It's not uncommon for an owner of a particularly keen horse to affectionately say he has a “big heart.” But if that animal is a sport horse that completes intense workouts, he might, quite literally, have a huge heart.

Often called the “athlete’s heart,” an enlarged heart in a horse is often accompanied by murmurs and arrhythmias, said Rikke Buhl, PhD, exercise physiologist at the University of Copenhagen, in Denmark, at the 2014 International Society for Equitation Science (ISES), held Aug. 6-9 in Bredsten, Denmark. And while that might sound worrisome, Buhl said it’s still not clear whether athlete’s heart is actually related to the sudden equine deaths that sometimes occur during or just after exercise.

Scientists do know, however, that big hearts often mean big wins.

“Our studies actually proved what lay people have been saying for a hundred years: Horses with big hearts win more races than those with small hearts,” Buhl said.

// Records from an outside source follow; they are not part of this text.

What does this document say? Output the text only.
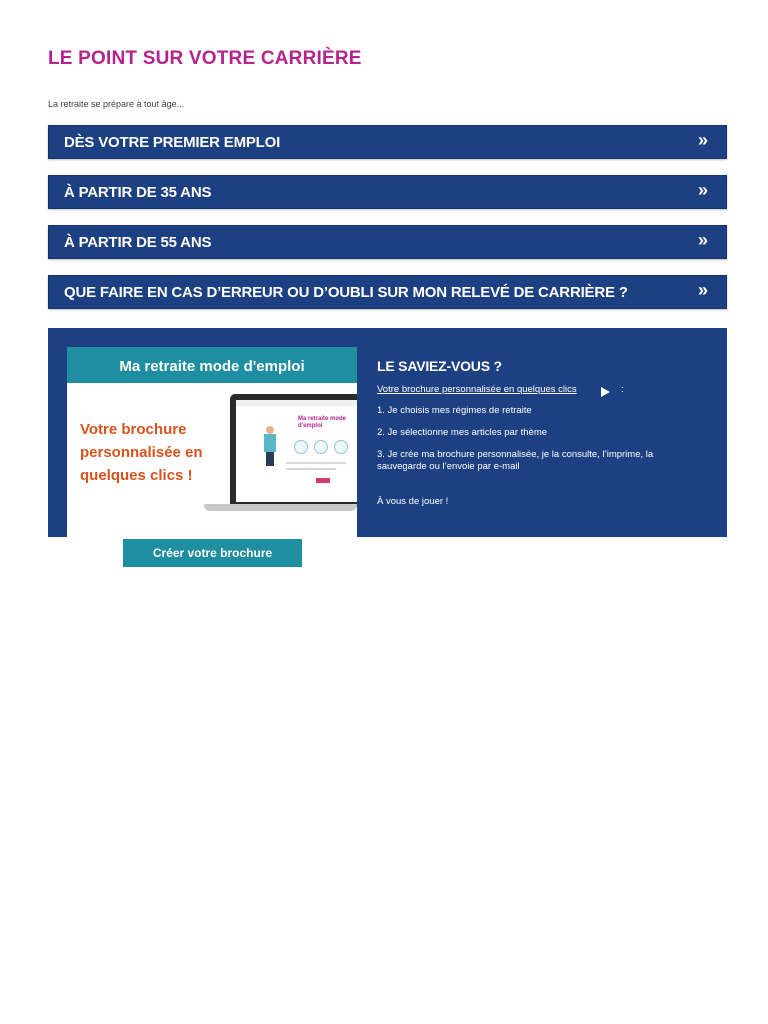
LE POINT SUR VOTRE CARRIÈRE
La retraite se prépare à tout âge...
DÈS VOTRE PREMIER EMPLOI	»
À PARTIR DE 35 ANS	»
À PARTIR DE 55 ANS	»
QUE FAIRE EN CAS D’ERREUR OU D’OUBLI SUR MON RELEVÉ DE CARRIÈRE ?	»
Ma retraite mode d'emploi
Votre brochure personnalisée en quelques clics !
Ma retraite mode d'emploi
Créer votre brochure
LE SAVIEZ-VOUS ?
Votre brochure personnalisée en quelques clics	:
1. Je choisis mes régimes de retraite
2. Je sélectionne mes articles par thème
3. Je crée ma brochure personnalisée, je la consulte, l’imprime, la sauvegarde ou l’envoie par e-mail
À vous de jouer !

Case in point: After 1973 Triple Crown winner Secretariat died in 1989, a post-mortem examination revealed that his heart weighed 10 kilograms (22 pounds; for comparison, the heart of an average 1,000-pound adult horse weighs about 10 pounds), approximately 2% of his entire body weight. Both breeding and training have something to do with that, Buhl said. Thoroughbreds are selected for speed, which is associated with genetically larger hearts, but “after a certain age the heart will only continue to grow if the horse is in intense training,” she said. The intense training leads to athlete’s heart.